Copper-Sentinel Model Sketch Copper-Sentinel Model Sketch

Week 2 Lecture Prep: Reading and Writing Life

Part 1: Professor Jacobson’s Questions

  1. Nature’s machinery for copying DNA is called polymerase. What is the error rate of polymerase? How does this compare to the length of the human genome? How does biology deal with that discrepancy?

The Discrepancy: The error rate of standard DNA polymerases is roughly 1 in 10,000 to 1 in 100,000 nucleotides. Since the human genome has approximately 3 billion base pairs, relying solely on basic polymerase would mean tens of thousands of mutations every time a cell divides. The Solution: Biology uses a multi-layered “spell-check” system. First, the polymerase has proofreading abilities (exonuclease activity) that catch most mistakes as they happen. Second, Mismatch Repair (MMR) proteins scan the strands to fix remaining errors. This brings the final error rate down to about 1 in a billion.

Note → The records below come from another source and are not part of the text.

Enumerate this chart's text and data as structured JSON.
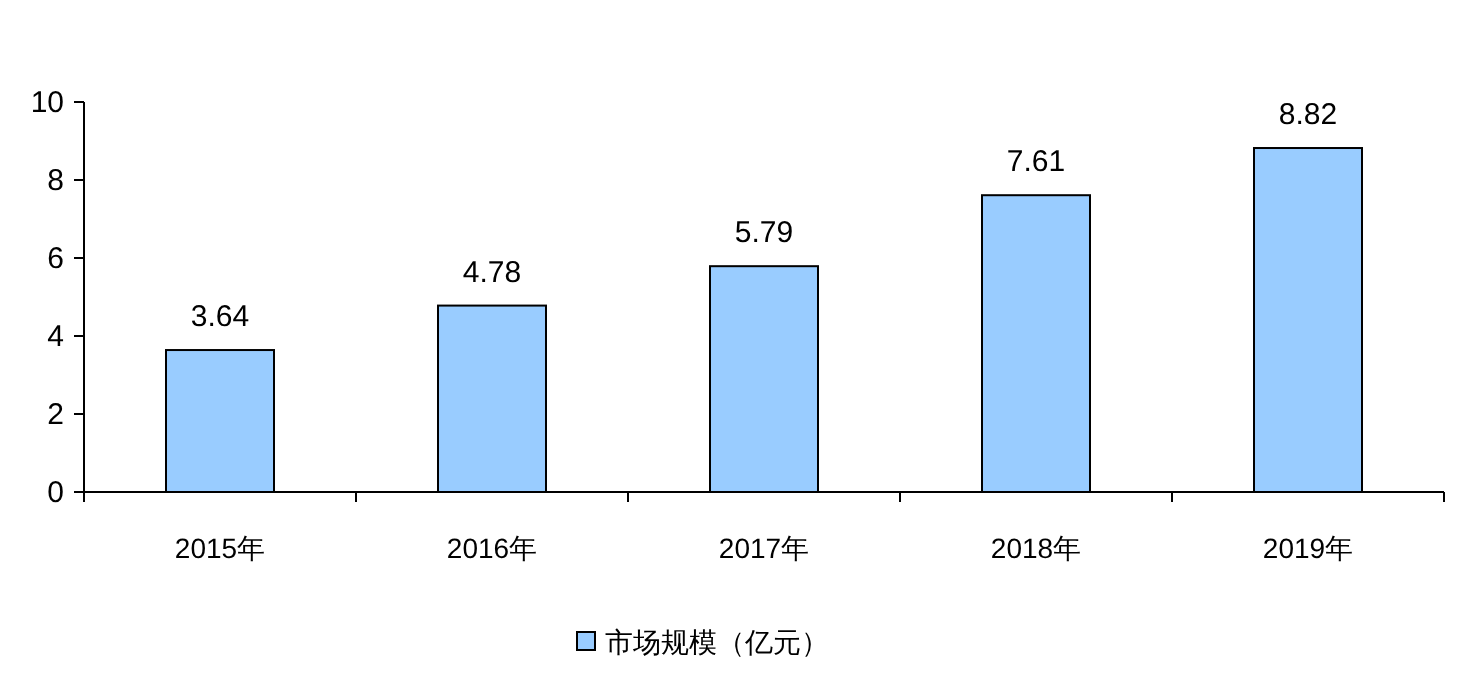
{
  "chart_data": {
    "type": "bar",
    "categories": [
      "2015年",
      "2016年",
      "2017年",
      "2018年",
      "2019年"
    ],
    "series": [
      {
        "name": "市场规模（亿元）",
        "color": "#99ccff",
        "values": [
          3.64,
          4.78,
          5.79,
          7.61,
          8.82
        ]
      }
    ],
    "ylim": [
      0,
      10
    ],
    "yticks": [
      0,
      2,
      4,
      6,
      8,
      10
    ],
    "data_labels": true,
    "legend": "bottom",
    "grid": false
  }
}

  1. How many different ways are there to code (DNA nucleotide code) for an average human protein? In practice, what are some of the reasons that all of these different codes don’t work?

The Numbers: There are an astronomical number of ways to write the same protein due to code degeneracy. For an average human protein (~400 amino acids), there are roughly $10^{150}$ possible DNA sequences. Practical Constraints: Not all codes work because some codons are “rare,” causing the cell to run out of tRNA and stall production. Additionally, certain sequences can create hairpins (DNA folding on itself) or unintended stop signals that terminate the process prematurely.


Part 2: Dr. LeProust’s Questions

  1. What’s the most commonly used method for oligo synthesis currently?

    The gold standard is Phosphoramidite synthesis. This chemical process builds DNA one nucleotide at a time on a solid surface.

  2. Why is it difficult to make oligos longer than 200nt via direct synthesis?

    It is due to Efficiency. Even with a 99% coupling efficiency, errors compound over 200 steps. By the end, only a tiny fraction of the strands are correct; the rest are “trash” sequences, missing letters.

  3. Why can’t you make a 2000bp gene via direct oligo synthesis?

    The math implies the yield for a 2000bp strand would be effectively zero—not a single perfect molecule would exist in the tube. Instead, scientists synthesize many short 100-200nt pieces and “glue” them together using enzymes (assembly).


    Part 3: George Church’s Question:

  4. What are the 10 essential amino acids in all animals and how does this affect your view of the “Lysine Contingency”?

The 10 Essentials: Phenylalanine, Valine, Threonine, Tryptophan, Isoleucine, Methionine, Histidine, Arginine, Leucine, and Lysine. My View: In Jurassic Park, the “Lysine Contingency” was a fictional “kill switch.” However, in reality, all animals (including humans) are unable to make lysine. It isn’t a special safety feature—it is a fundamental natural limitation that shows how all life depends on its environment and diet for survival.